Brett O'Farrell

Personal information
- Born: 20 March 1980 (age 46) Warwick, Queensland, Australia

Playing information
- Height: 186 cm (6 ft 1 in)
- Weight: 104 kg (16 st 5 lb)
- Position: Prop
Club
| Years | Team | Pld | T | G | FG | P |
| 1999–01 | Melbourne Storm | 20 | 0 | 0 | 0 | 0 |
| 2002 | Baroudeurs de Pia XIII |  | 0 | 0 | 0 | 0 |
|  | Total | 20 | 0 | 0 | 0 | 0 |
- Source:

= Brett O'Farrell (rugby league) =

Australian rugby league footballer

Brett O'Farrell (born 23 March 1980) is an Australian former professional rugby league footballer who played in the 1990s and 2000s. He played for the Melbourne Storm in the National Rugby League (NRL) from 1999 to 2001.

==Early life==
Played junior rugby league with Collegians Dragons before moving to the Warwick Cowboys, representing Queensland schoolboys at the 1997 national carnival.

==Playing career==
Moving to Brisbane, O'Farrell played with Norths Devils and was a member of the Devils' 1998 Queensland Cup Colts premiership. O'Farrell represented Australia in 1998 and 1999 playing for the Junior Kangaroos against the Junior Kiwis. He also represented Queensland in the under-19s fixture in 1998.

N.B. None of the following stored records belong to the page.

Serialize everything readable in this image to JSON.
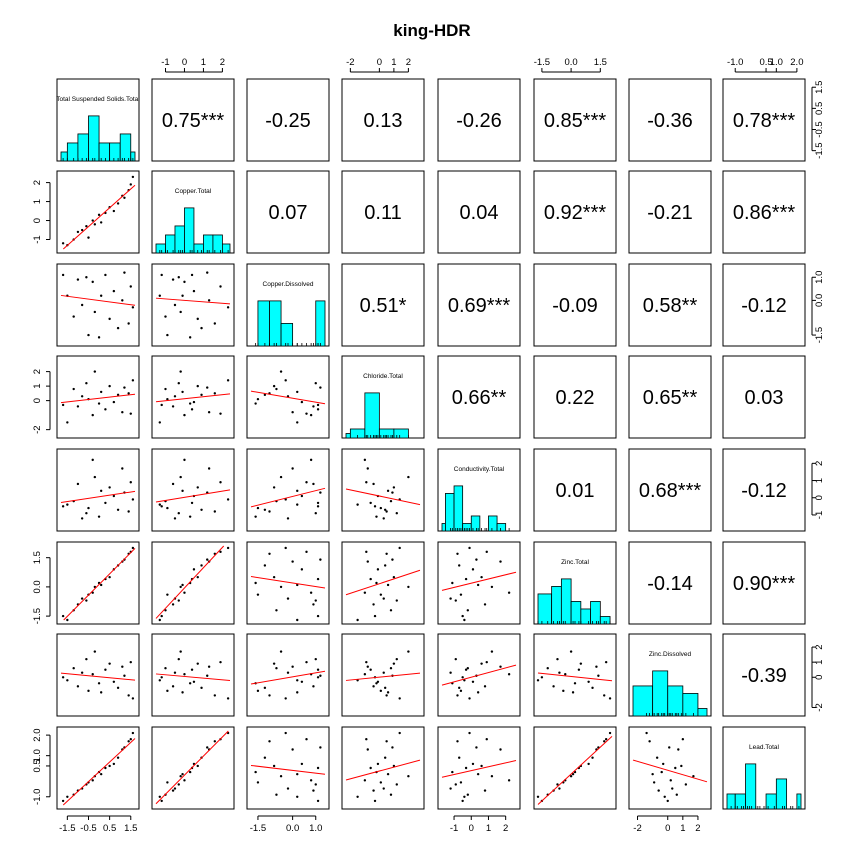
{
  "title": "king-HDR",
  "chart_data": {
    "type": "scatter-matrix",
    "title": "king-HDR",
    "variables": [
      "Total Suspended Solids.Total",
      "Copper.Total",
      "Copper.Dissolved",
      "Chloride.Total",
      "Conductivity.Total",
      "Zinc.Total",
      "Zinc.Dissolved",
      "Lead.Total"
    ],
    "ranges": [
      [
        -1.8,
        1.7
      ],
      [
        -1.5,
        2.4
      ],
      [
        -1.8,
        1.4
      ],
      [
        -2.3,
        2.8
      ],
      [
        -1.7,
        2.6
      ],
      [
        -1.7,
        2.1
      ],
      [
        -2.3,
        2.6
      ],
      [
        -1.4,
        2.2
      ]
    ],
    "ticks": [
      [
        "-1.5",
        "-0.5",
        "0.5",
        "1.5"
      ],
      [
        "-1",
        "0",
        "1",
        "2"
      ],
      [
        "-1.5",
        "0.0",
        "1.0"
      ],
      [
        "-2",
        "0",
        "1",
        "2"
      ],
      [
        "-1",
        "0",
        "1",
        "2"
      ],
      [
        "-1.5",
        "0.0",
        "1.5"
      ],
      [
        "-2",
        "0",
        "1",
        "2"
      ],
      [
        "-1.0",
        "0.5",
        "1.0",
        "2.0"
      ]
    ],
    "correlations": [
      {
        "i": 0,
        "j": 1,
        "r": "0.75",
        "sig": "***"
      },
      {
        "i": 0,
        "j": 2,
        "r": "-0.25",
        "sig": ""
      },
      {
        "i": 0,
        "j": 3,
        "r": "0.13",
        "sig": ""
      },
      {
        "i": 0,
        "j": 4,
        "r": "-0.26",
        "sig": ""
      },
      {
        "i": 0,
        "j": 5,
        "r": "0.85",
        "sig": "***"
      },
      {
        "i": 0,
        "j": 6,
        "r": "-0.36",
        "sig": ""
      },
      {
        "i": 0,
        "j": 7,
        "r": "0.78",
        "sig": "***"
      },
      {
        "i": 1,
        "j": 2,
        "r": "0.07",
        "sig": ""
      },
      {
        "i": 1,
        "j": 3,
        "r": "0.11",
        "sig": ""
      },
      {
        "i": 1,
        "j": 4,
        "r": "0.04",
        "sig": ""
      },
      {
        "i": 1,
        "j": 5,
        "r": "0.92",
        "sig": "***"
      },
      {
        "i": 1,
        "j": 6,
        "r": "-0.21",
        "sig": ""
      },
      {
        "i": 1,
        "j": 7,
        "r": "0.86",
        "sig": "***"
      },
      {
        "i": 2,
        "j": 3,
        "r": "0.51",
        "sig": "*"
      },
      {
        "i": 2,
        "j": 4,
        "r": "0.69",
        "sig": "***"
      },
      {
        "i": 2,
        "j": 5,
        "r": "-0.09",
        "sig": ""
      },
      {
        "i": 2,
        "j": 6,
        "r": "0.58",
        "sig": "**"
      },
      {
        "i": 2,
        "j": 7,
        "r": "-0.12",
        "sig": ""
      },
      {
        "i": 3,
        "j": 4,
        "r": "0.66",
        "sig": "**"
      },
      {
        "i": 3,
        "j": 5,
        "r": "0.22",
        "sig": ""
      },
      {
        "i": 3,
        "j": 6,
        "r": "0.65",
        "sig": "**"
      },
      {
        "i": 3,
        "j": 7,
        "r": "0.03",
        "sig": ""
      },
      {
        "i": 4,
        "j": 5,
        "r": "0.01",
        "sig": ""
      },
      {
        "i": 4,
        "j": 6,
        "r": "0.68",
        "sig": "***"
      },
      {
        "i": 4,
        "j": 7,
        "r": "-0.12",
        "sig": ""
      },
      {
        "i": 5,
        "j": 6,
        "r": "-0.14",
        "sig": ""
      },
      {
        "i": 5,
        "j": 7,
        "r": "0.90",
        "sig": "***"
      },
      {
        "i": 6,
        "j": 7,
        "r": "-0.39",
        "sig": ""
      }
    ],
    "histograms": [
      {
        "bins": [
          -1.8,
          -1.5,
          -1.0,
          -0.5,
          0.0,
          0.5,
          1.0,
          1.5,
          1.7
        ],
        "counts": [
          1,
          2,
          3,
          5,
          2,
          2,
          3,
          1
        ]
      },
      {
        "bins": [
          -1.5,
          -1.0,
          -0.5,
          0.0,
          0.5,
          1.0,
          1.5,
          2.0,
          2.4
        ],
        "counts": [
          1,
          2,
          3,
          5,
          1,
          2,
          2,
          1
        ]
      },
      {
        "bins": [
          -1.8,
          -1.5,
          -1.0,
          -0.5,
          0.0,
          0.5,
          1.0,
          1.4
        ],
        "counts": [
          0,
          2,
          2,
          1,
          0,
          0,
          2
        ]
      },
      {
        "bins": [
          -2.3,
          -2,
          -1,
          0,
          1,
          2,
          2.8
        ],
        "counts": [
          1,
          2,
          10,
          2,
          2,
          0
        ]
      },
      {
        "bins": [
          -1.7,
          -1.5,
          -1.0,
          -0.5,
          0.0,
          0.5,
          1.0,
          1.5,
          2.0,
          2.6
        ],
        "counts": [
          1,
          5,
          6,
          1,
          2,
          0,
          2,
          1,
          0
        ]
      },
      {
        "bins": [
          -1.7,
          -1.0,
          -0.5,
          0.0,
          0.5,
          1.0,
          1.5,
          2.0,
          2.1
        ],
        "counts": [
          4,
          5,
          6,
          3,
          2,
          3,
          1,
          0
        ]
      },
      {
        "bins": [
          -2.3,
          -1,
          0,
          1,
          2,
          2.6
        ],
        "counts": [
          4,
          6,
          4,
          3,
          1
        ]
      },
      {
        "bins": [
          -1.4,
          -1.0,
          -0.5,
          0.0,
          0.5,
          1.0,
          1.5,
          2.0,
          2.2
        ],
        "counts": [
          1,
          1,
          3,
          0,
          1,
          2,
          0,
          1
        ]
      }
    ],
    "observations": [
      [
        -1.7,
        -1.2,
        1.1,
        -0.3,
        -0.5,
        -1.5,
        0.0,
        -1.2
      ],
      [
        -1.5,
        -1.3,
        0.2,
        -1.5,
        -0.4,
        -1.7,
        -0.2,
        -1.0
      ],
      [
        -1.2,
        -1.0,
        -0.7,
        0.8,
        -0.2,
        -1.2,
        0.6,
        -0.9
      ],
      [
        -1.0,
        -0.6,
        0.9,
        -0.4,
        0.8,
        -0.9,
        -0.6,
        -0.7
      ],
      [
        -0.8,
        -0.5,
        -0.2,
        0.3,
        -1.2,
        -0.6,
        0.3,
        -0.6
      ],
      [
        -0.6,
        -0.3,
        1.0,
        1.2,
        -0.9,
        -0.7,
        1.2,
        -0.4
      ],
      [
        -0.5,
        -0.9,
        -1.5,
        0.1,
        -0.6,
        -0.4,
        -0.9,
        -0.3
      ],
      [
        -0.3,
        0.0,
        0.8,
        -1.0,
        2.2,
        -0.3,
        0.2,
        -0.2
      ],
      [
        -0.2,
        -0.2,
        -0.5,
        2.0,
        1.2,
        0.0,
        1.7,
        0.0
      ],
      [
        0.0,
        0.3,
        -1.6,
        -0.2,
        -1.1,
        0.2,
        -0.4,
        0.2
      ],
      [
        0.1,
        -0.1,
        0.2,
        0.6,
        0.4,
        0.1,
        -1.0,
        0.1
      ],
      [
        0.3,
        0.4,
        1.1,
        -0.6,
        -0.3,
        0.4,
        0.5,
        0.4
      ],
      [
        0.5,
        0.7,
        -0.8,
        1.0,
        0.6,
        0.5,
        0.9,
        0.5
      ],
      [
        0.7,
        0.5,
        0.4,
        -0.1,
        0.1,
        0.9,
        -0.3,
        0.6
      ],
      [
        0.9,
        0.9,
        -1.2,
        0.4,
        -0.7,
        1.1,
        -0.7,
        0.9
      ],
      [
        1.1,
        1.3,
        0.0,
        -0.8,
        1.7,
        1.3,
        0.7,
        1.3
      ],
      [
        1.2,
        1.2,
        1.2,
        0.9,
        0.3,
        1.4,
        0.1,
        1.4
      ],
      [
        1.4,
        1.6,
        -1.0,
        0.5,
        -0.8,
        1.7,
        -1.2,
        1.7
      ],
      [
        1.5,
        1.9,
        0.6,
        -0.9,
        0.9,
        1.8,
        1.0,
        1.8
      ],
      [
        1.6,
        2.3,
        -0.3,
        1.4,
        -0.1,
        2.0,
        -1.4,
        2.1
      ]
    ]
  }
}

O'Farrell made his NRL debut for Melbourne Storm in round 14 of the 1999 NRL season, playing a total of 20 games for Melbourne.

After being released by Melbourne at the end of the 2001 NRL season, O'Farrell played reserve grade for South Sydney Rabbitohs, later playing for the Pia Donkeys before retiring.

O'Farrell then became a contact and tackle coach and worked with the Gold Coast Titans, New Zealand Warriors, Parramatta Eels, Australia national rugby union team and Brisbane Lions.